6 Tips for a Great LinkedIn Profile
1. Have a professional looking profile photo
Choose a clear, friendly, and appropriately professional image, and pop that baby up there. Not sure what “appropriately professional” means? Take a look around at what the people in your target company, industry sector, or business level are wearing.
2. Keep your title specific to what you do
Just list what you do, what your role is eg Business Analyst. Keep it simple, it makes it easy for recruiters to find you and also is easier for those you are trying to connect with to see what you do before they click accept.

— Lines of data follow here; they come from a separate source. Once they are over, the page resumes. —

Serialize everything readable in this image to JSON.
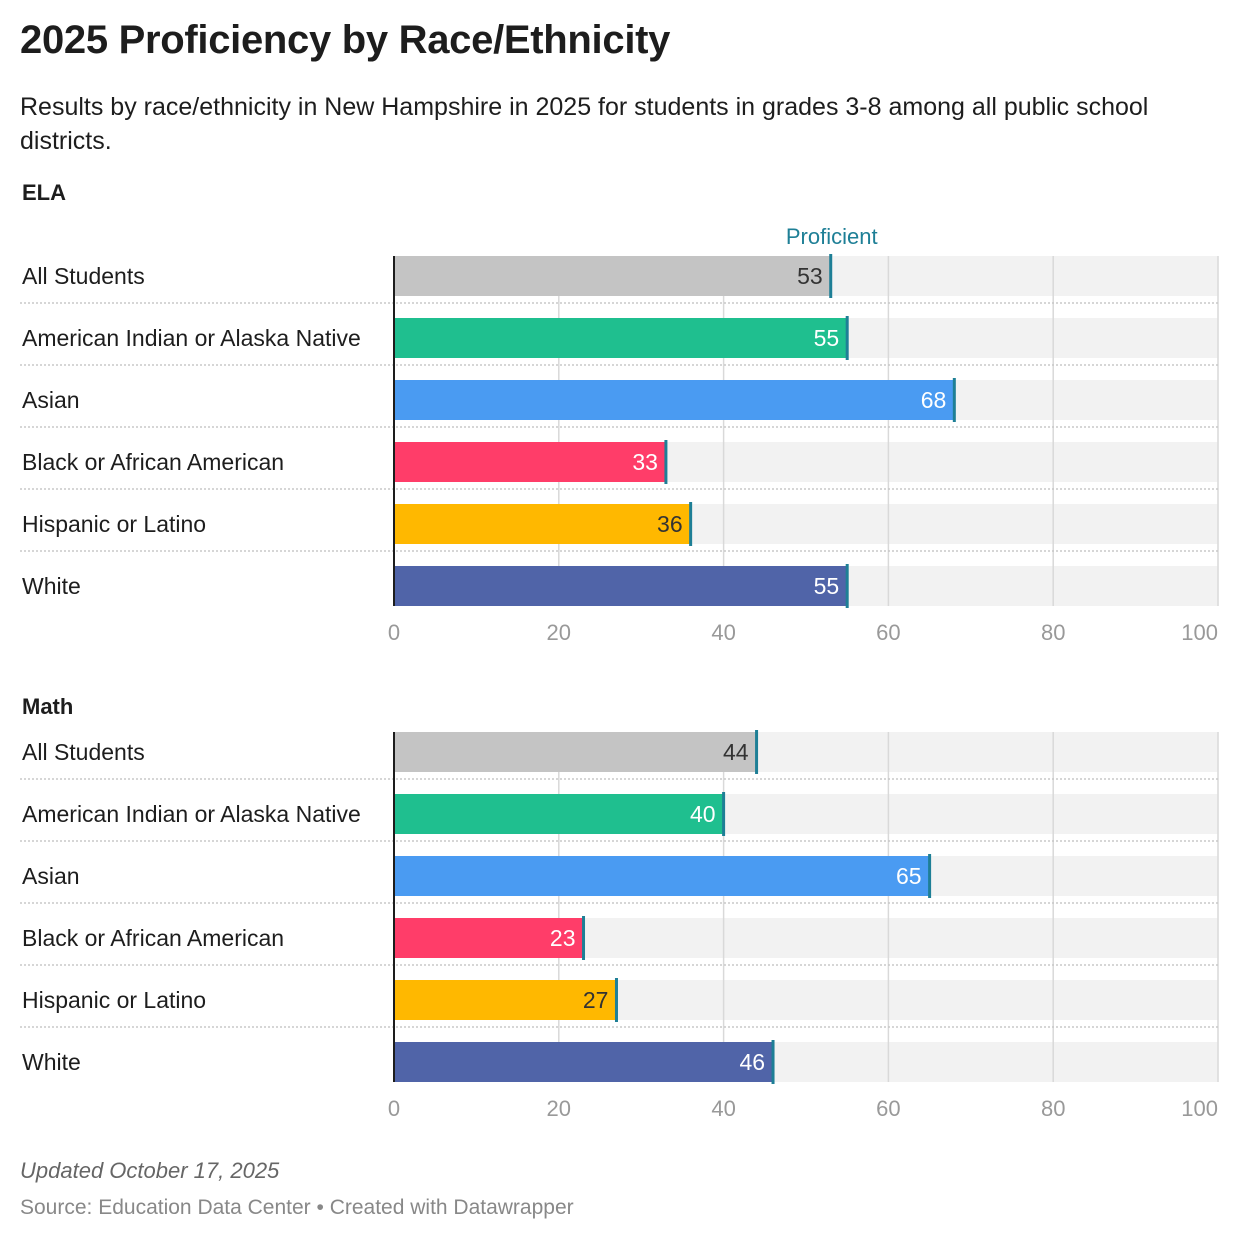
{
  "title": "2025 Proficiency by Race/Ethnicity",
  "subtitle": "Results by race/ethnicity in New Hampshire in 2025 for students in grades 3-8 among all public school districts.",
  "reference_label": "Proficient",
  "colors": {
    "reference": "#1e7f96",
    "track": "#f2f2f2",
    "grid": "#d9d9d9",
    "tick_text": "#999999"
  },
  "chart_data": [
    {
      "type": "bar",
      "title": "ELA",
      "categories": [
        "All Students",
        "American Indian or Alaska Native",
        "Asian",
        "Black or African American",
        "Hispanic or Latino",
        "White"
      ],
      "values": [
        53,
        55,
        68,
        33,
        36,
        55
      ],
      "bar_colors": [
        "#c4c4c4",
        "#1fbf8f",
        "#4a9bf2",
        "#ff3d69",
        "#ffb800",
        "#5064a8"
      ],
      "label_colors": [
        "#333333",
        "#ffffff",
        "#ffffff",
        "#ffffff",
        "#333333",
        "#ffffff"
      ],
      "xlim": [
        0,
        100
      ],
      "xticks": [
        0,
        20,
        40,
        60,
        80,
        100
      ]
    },
    {
      "type": "bar",
      "title": "Math",
      "categories": [
        "All Students",
        "American Indian or Alaska Native",
        "Asian",
        "Black or African American",
        "Hispanic or Latino",
        "White"
      ],
      "values": [
        44,
        40,
        65,
        23,
        27,
        46
      ],
      "bar_colors": [
        "#c4c4c4",
        "#1fbf8f",
        "#4a9bf2",
        "#ff3d69",
        "#ffb800",
        "#5064a8"
      ],
      "label_colors": [
        "#333333",
        "#ffffff",
        "#ffffff",
        "#ffffff",
        "#333333",
        "#ffffff"
      ],
      "xlim": [
        0,
        100
      ],
      "xticks": [
        0,
        20,
        40,
        60,
        80,
        100
      ]
    }
  ],
  "footer": {
    "updated": "Updated October 17, 2025",
    "source": "Source: Education Data Center • Created with Datawrapper"
  }
}
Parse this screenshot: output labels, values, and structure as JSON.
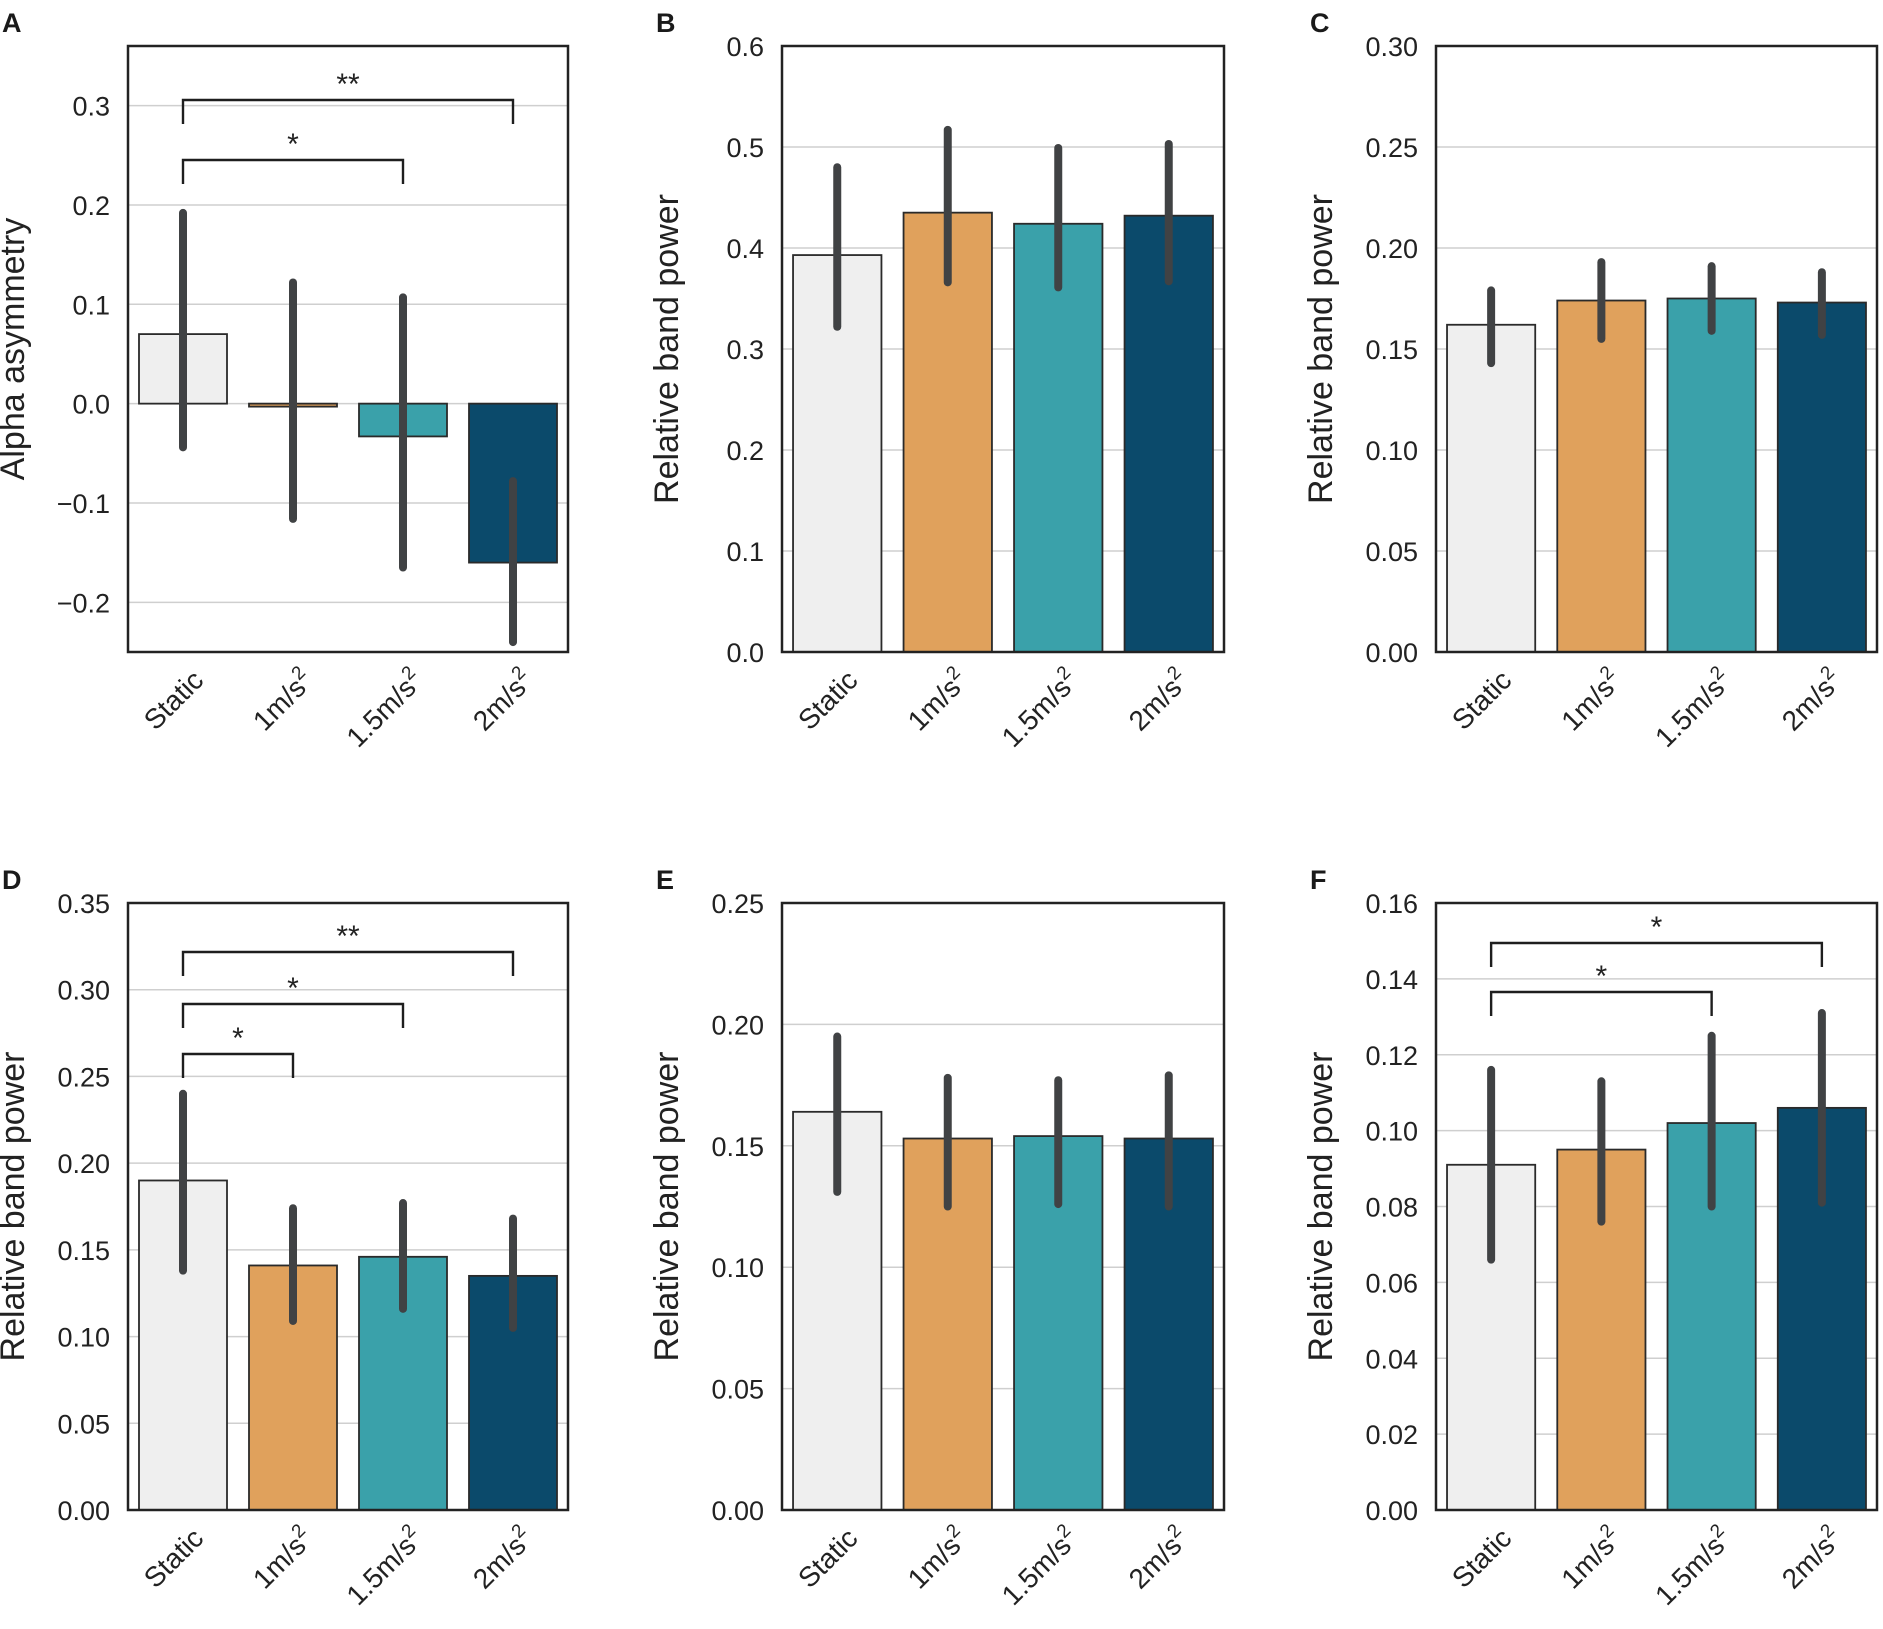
{
  "colors": {
    "static": "#efefef",
    "1m": "#e0a15c",
    "1_5m": "#3aa1aa",
    "2m": "#0b4a6b",
    "errorbar": "#404244",
    "grid": "#cfcfcf",
    "frame": "#222222"
  },
  "chart_data": [
    {
      "panel": "A",
      "type": "bar",
      "ylabel": "Alpha asymmetry",
      "categories": [
        "Static",
        "1m/s2",
        "1.5m/s2",
        "2m/s2"
      ],
      "values": [
        0.07,
        -0.003,
        -0.033,
        -0.16
      ],
      "err_low": [
        -0.044,
        -0.116,
        -0.165,
        -0.24
      ],
      "err_high": [
        0.192,
        0.122,
        0.107,
        -0.078
      ],
      "ylim": [
        -0.25,
        0.36
      ],
      "ticks": [
        -0.2,
        -0.1,
        0.0,
        0.1,
        0.2,
        0.3
      ],
      "tick_labels": [
        "−0.2",
        "−0.1",
        "0.0",
        "0.1",
        "0.2",
        "0.3"
      ],
      "significance": [
        {
          "from": 0,
          "to": 3,
          "label": "**"
        },
        {
          "from": 0,
          "to": 2,
          "label": "*"
        }
      ]
    },
    {
      "panel": "B",
      "type": "bar",
      "ylabel": "Relative band power",
      "categories": [
        "Static",
        "1m/s2",
        "1.5m/s2",
        "2m/s2"
      ],
      "values": [
        0.393,
        0.435,
        0.424,
        0.432
      ],
      "err_low": [
        0.322,
        0.366,
        0.361,
        0.367
      ],
      "err_high": [
        0.48,
        0.517,
        0.499,
        0.503
      ],
      "ylim": [
        0,
        0.6
      ],
      "ticks": [
        0.0,
        0.1,
        0.2,
        0.3,
        0.4,
        0.5,
        0.6
      ],
      "tick_labels": [
        "0.0",
        "0.1",
        "0.2",
        "0.3",
        "0.4",
        "0.5",
        "0.6"
      ],
      "significance": []
    },
    {
      "panel": "C",
      "type": "bar",
      "ylabel": "Relative band power",
      "categories": [
        "Static",
        "1m/s2",
        "1.5m/s2",
        "2m/s2"
      ],
      "values": [
        0.162,
        0.174,
        0.175,
        0.173
      ],
      "err_low": [
        0.143,
        0.155,
        0.159,
        0.157
      ],
      "err_high": [
        0.179,
        0.193,
        0.191,
        0.188
      ],
      "ylim": [
        0,
        0.3
      ],
      "ticks": [
        0.0,
        0.05,
        0.1,
        0.15,
        0.2,
        0.25,
        0.3
      ],
      "tick_labels": [
        "0.00",
        "0.05",
        "0.10",
        "0.15",
        "0.20",
        "0.25",
        "0.30"
      ],
      "significance": []
    },
    {
      "panel": "D",
      "type": "bar",
      "ylabel": "Relative band power",
      "categories": [
        "Static",
        "1m/s2",
        "1.5m/s2",
        "2m/s2"
      ],
      "values": [
        0.19,
        0.141,
        0.146,
        0.135
      ],
      "err_low": [
        0.138,
        0.109,
        0.116,
        0.105
      ],
      "err_high": [
        0.24,
        0.174,
        0.177,
        0.168
      ],
      "ylim": [
        0,
        0.35
      ],
      "ticks": [
        0.0,
        0.05,
        0.1,
        0.15,
        0.2,
        0.25,
        0.3,
        0.35
      ],
      "tick_labels": [
        "0.00",
        "0.05",
        "0.10",
        "0.15",
        "0.20",
        "0.25",
        "0.30",
        "0.35"
      ],
      "significance": [
        {
          "from": 0,
          "to": 3,
          "label": "**"
        },
        {
          "from": 0,
          "to": 2,
          "label": "*"
        },
        {
          "from": 0,
          "to": 1,
          "label": "*"
        }
      ]
    },
    {
      "panel": "E",
      "type": "bar",
      "ylabel": "Relative band power",
      "categories": [
        "Static",
        "1m/s2",
        "1.5m/s2",
        "2m/s2"
      ],
      "values": [
        0.164,
        0.153,
        0.154,
        0.153
      ],
      "err_low": [
        0.131,
        0.125,
        0.126,
        0.125
      ],
      "err_high": [
        0.195,
        0.178,
        0.177,
        0.179
      ],
      "ylim": [
        0,
        0.25
      ],
      "ticks": [
        0.0,
        0.05,
        0.1,
        0.15,
        0.2,
        0.25
      ],
      "tick_labels": [
        "0.00",
        "0.05",
        "0.10",
        "0.15",
        "0.20",
        "0.25"
      ],
      "significance": []
    },
    {
      "panel": "F",
      "type": "bar",
      "ylabel": "Relative band power",
      "categories": [
        "Static",
        "1m/s2",
        "1.5m/s2",
        "2m/s2"
      ],
      "values": [
        0.091,
        0.095,
        0.102,
        0.106
      ],
      "err_low": [
        0.066,
        0.076,
        0.08,
        0.081
      ],
      "err_high": [
        0.116,
        0.113,
        0.125,
        0.131
      ],
      "ylim": [
        0,
        0.16
      ],
      "ticks": [
        0.0,
        0.02,
        0.04,
        0.06,
        0.08,
        0.1,
        0.12,
        0.14,
        0.16
      ],
      "tick_labels": [
        "0.00",
        "0.02",
        "0.04",
        "0.06",
        "0.08",
        "0.10",
        "0.12",
        "0.14",
        "0.16"
      ],
      "significance": [
        {
          "from": 0,
          "to": 3,
          "label": "*"
        },
        {
          "from": 0,
          "to": 2,
          "label": "*"
        }
      ]
    }
  ]
}
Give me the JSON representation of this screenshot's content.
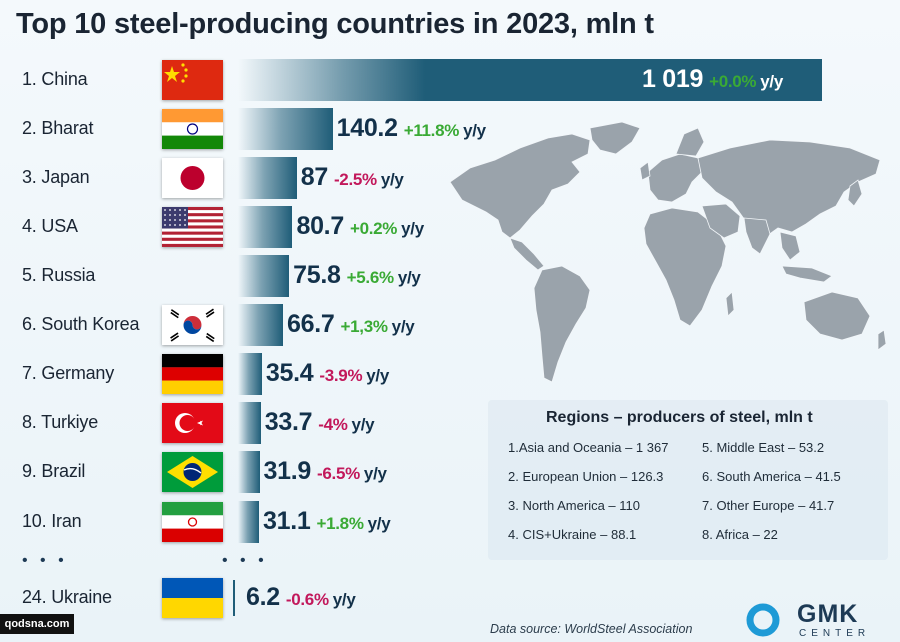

3. Use the summary section
Ideally, your summary should be around 3–5 short paragraphs long, preferably with a bulleted section in the middle. It should walk the reader through your work passions, key skills, unique qualifications, and a list of the various industries you’ve had exposure to over the years.
4. Highlight your achievements
Recruiters spend countless hours scouring LinkedIn in search of the high performers. And when they find them, they contact these high performers. Knowing this, you’ll surve yourself well to market yourself as a high performer in your summary and experience section (think accomplishments, talking about times you’ve been promoted or hand-picked for projects, awards won etc).
5. List your most recent role, even if you are now looking for new opportunities
If you’ve only listed the past positions you’ve held in the experience section but show nothing current, you’ll probably get missed in most searches. Because most recruiting professionals exclusively use the current title box to search for candidates; otherwise they’d have to sort through thousands of candidates who held a certain role. The simple workaround, if you’re unemployed, is to create a dummy job listing in the current section that includes the job title(s) you’re targeting—‘Financial Analyst”—followed by a phrase like ‘Seeking New Opportunity’ in the Company Name box.”
6. Connect with people
Having 50 or fewer connections on LinkedIn tells recruiters one of three things: 1) You are a recluse who knows very few people, 2) You’re paranoid about connecting with others, or3) Technology and social media are scary to you. None of these are good. You really should have at least 50-100people with whom you’re connected as a starting point.